In the video below we will look at using direct attack to engage the opponent.
In general the defender facing the attack has two different options: staying engaged while moving forward, backward, sideways, remaining in place or – disengage by moving away from the attacker in any direction.
While the first group of options allows the defending side a chance (at least theoretically) to effectively counter the attack with use of different forms of Oji-waza, disengaging from the fight does not.

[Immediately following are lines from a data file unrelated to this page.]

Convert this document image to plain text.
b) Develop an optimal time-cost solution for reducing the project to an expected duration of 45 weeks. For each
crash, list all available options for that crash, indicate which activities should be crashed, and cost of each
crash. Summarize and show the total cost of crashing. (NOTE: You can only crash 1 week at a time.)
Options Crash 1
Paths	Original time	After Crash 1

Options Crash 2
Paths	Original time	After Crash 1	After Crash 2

Bear in mind that while ability to disengage the opponent without use of physical attack is considered by many as true mastery, chasing them in such situation exposes the level of immaturity on both moral and technical grounds. The moral aspect should be clear for all karate practitioners – it is against the virtue of karate to unnecessarily hurt another. The technical
error lies in the very process of chasing a disengaging opponent which results in the attacker going off balance himself both physically and psychologically. Having said that, you need to understand that backing up does not automatically mean disengaging and moving away beyond certain distance does not automatically mean the opponent is unwilling to fight.
This drill helps to establish a certain tactical framework and is a constant element of jiyu kumite practice in our dojo. It provides learning space for reading opponent and allows interaction with different levels of
commitment. Ability to engage the opponent does not automatically bring you success – in our example Dave keeps up with me and is able to respond to my response making it more difficult to finally reach him.